Competition Law And Settlement Agreements

In Generics, the Court also explained the circumstances in which patent holders of medicinal products abuse a dominant position by concluding remuneration agreements under Article 102 TFEU (and Article 24 of the Dutch Competition Law). The Court stated that, in the Generics judgment of 30 January 2020, the Court defined the criteria for determining whether a settlement agreement in a patent dispute between an author and a generic medicine was contrary to the prohibition on cartels. The judgment was delivered on the basis of the uk Competition Appeal Tribunal`s request for a preliminary ruling on the decision of the English Competition Authority (CMA). The CMA`s fine decision in question targeted GlaxoSmithKline (“GSK”) and a number of generic drugs.

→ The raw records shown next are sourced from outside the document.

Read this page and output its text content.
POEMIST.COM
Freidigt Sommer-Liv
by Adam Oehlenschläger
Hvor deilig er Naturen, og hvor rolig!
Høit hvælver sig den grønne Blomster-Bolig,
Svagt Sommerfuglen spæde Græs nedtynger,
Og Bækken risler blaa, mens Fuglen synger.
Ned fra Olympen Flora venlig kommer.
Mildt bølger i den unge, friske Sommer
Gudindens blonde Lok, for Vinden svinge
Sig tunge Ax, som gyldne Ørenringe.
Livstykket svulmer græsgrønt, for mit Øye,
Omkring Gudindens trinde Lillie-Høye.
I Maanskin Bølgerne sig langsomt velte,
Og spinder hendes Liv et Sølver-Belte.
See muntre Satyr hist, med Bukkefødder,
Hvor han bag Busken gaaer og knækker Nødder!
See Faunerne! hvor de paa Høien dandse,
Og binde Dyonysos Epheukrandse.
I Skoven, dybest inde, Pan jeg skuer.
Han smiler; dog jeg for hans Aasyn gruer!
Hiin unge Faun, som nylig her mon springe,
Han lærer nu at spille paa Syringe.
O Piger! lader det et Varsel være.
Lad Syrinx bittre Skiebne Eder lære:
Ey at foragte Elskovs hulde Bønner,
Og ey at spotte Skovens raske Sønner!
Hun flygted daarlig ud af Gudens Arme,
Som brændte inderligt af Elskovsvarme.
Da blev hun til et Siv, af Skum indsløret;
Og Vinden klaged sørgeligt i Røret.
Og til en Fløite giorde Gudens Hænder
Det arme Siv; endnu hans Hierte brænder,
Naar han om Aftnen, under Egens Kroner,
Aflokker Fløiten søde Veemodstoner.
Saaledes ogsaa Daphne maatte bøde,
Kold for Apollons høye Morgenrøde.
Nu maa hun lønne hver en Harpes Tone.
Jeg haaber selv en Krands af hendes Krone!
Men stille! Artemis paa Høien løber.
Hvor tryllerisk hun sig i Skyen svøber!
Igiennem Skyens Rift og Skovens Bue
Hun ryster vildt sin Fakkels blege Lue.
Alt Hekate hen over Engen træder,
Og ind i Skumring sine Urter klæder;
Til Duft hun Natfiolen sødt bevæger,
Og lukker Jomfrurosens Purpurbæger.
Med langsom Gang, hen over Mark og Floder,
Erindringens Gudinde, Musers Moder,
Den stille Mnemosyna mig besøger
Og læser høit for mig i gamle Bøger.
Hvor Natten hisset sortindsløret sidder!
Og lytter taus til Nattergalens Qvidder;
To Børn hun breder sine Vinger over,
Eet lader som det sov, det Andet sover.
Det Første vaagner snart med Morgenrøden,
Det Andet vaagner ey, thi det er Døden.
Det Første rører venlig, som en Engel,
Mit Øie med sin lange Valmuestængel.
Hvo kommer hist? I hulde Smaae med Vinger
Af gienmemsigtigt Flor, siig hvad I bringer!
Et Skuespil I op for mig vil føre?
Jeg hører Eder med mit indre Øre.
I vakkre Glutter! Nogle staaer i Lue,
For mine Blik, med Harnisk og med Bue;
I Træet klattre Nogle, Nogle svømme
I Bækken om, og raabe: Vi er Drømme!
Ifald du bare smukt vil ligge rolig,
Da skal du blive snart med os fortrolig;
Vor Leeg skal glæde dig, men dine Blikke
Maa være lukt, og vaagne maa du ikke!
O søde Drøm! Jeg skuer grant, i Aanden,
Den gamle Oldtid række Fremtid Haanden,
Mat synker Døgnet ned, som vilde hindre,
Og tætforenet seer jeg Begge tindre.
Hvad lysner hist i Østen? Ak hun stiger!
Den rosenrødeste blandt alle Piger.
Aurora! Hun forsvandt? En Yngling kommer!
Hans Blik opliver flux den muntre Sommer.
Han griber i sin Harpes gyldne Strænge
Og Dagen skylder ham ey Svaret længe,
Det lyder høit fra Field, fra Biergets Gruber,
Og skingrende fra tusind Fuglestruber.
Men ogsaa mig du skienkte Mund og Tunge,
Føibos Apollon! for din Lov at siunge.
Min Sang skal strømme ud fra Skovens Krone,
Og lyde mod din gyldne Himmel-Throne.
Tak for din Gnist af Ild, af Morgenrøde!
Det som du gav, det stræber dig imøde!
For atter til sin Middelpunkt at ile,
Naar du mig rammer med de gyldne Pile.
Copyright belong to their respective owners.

AG Kokott also considered, as the ECJ had done in the Generics judgment (UK), that the procedural patents at issue did not constitute insurmountable barriers to entry for generic drug manufacturers. Although the patents were considered valid, it found that the presumption of validity of such patents could not be equated with a presumption of illegality of generic medicinal products which are placed on the market in force and that entry into the market was `threatened` as a real and concrete possibility of entering the market. This is particularly the case for procedural patents. However, according to the GA, procedural patents are part of the economic and legal context of a settlement agreement. Following an extensive investigation by the pharmaceutical sector into competition in 2008, the European Commission is increasingly focusing on patent arrangement agreements, with a particular focus on practices aimed at delaying the market entry of generic medicines. The Commission has made a series of formal “statements of opposition” to pharmaceutical companies, including Servier Laboratories and Lundbeck in two major cases concerning citalopram, an antidepressant, and perinopril, a cardiovascular medicine. This pressure field is clearly visible in the pharmaceutical sector, where particular attention is paid to the accessibility of medicines. The Court added a number of new perspectives in generics. This judgment shows that settlement agreements between drug manufacturers can pose problems from the point of view of competition law in the event of patent litigation.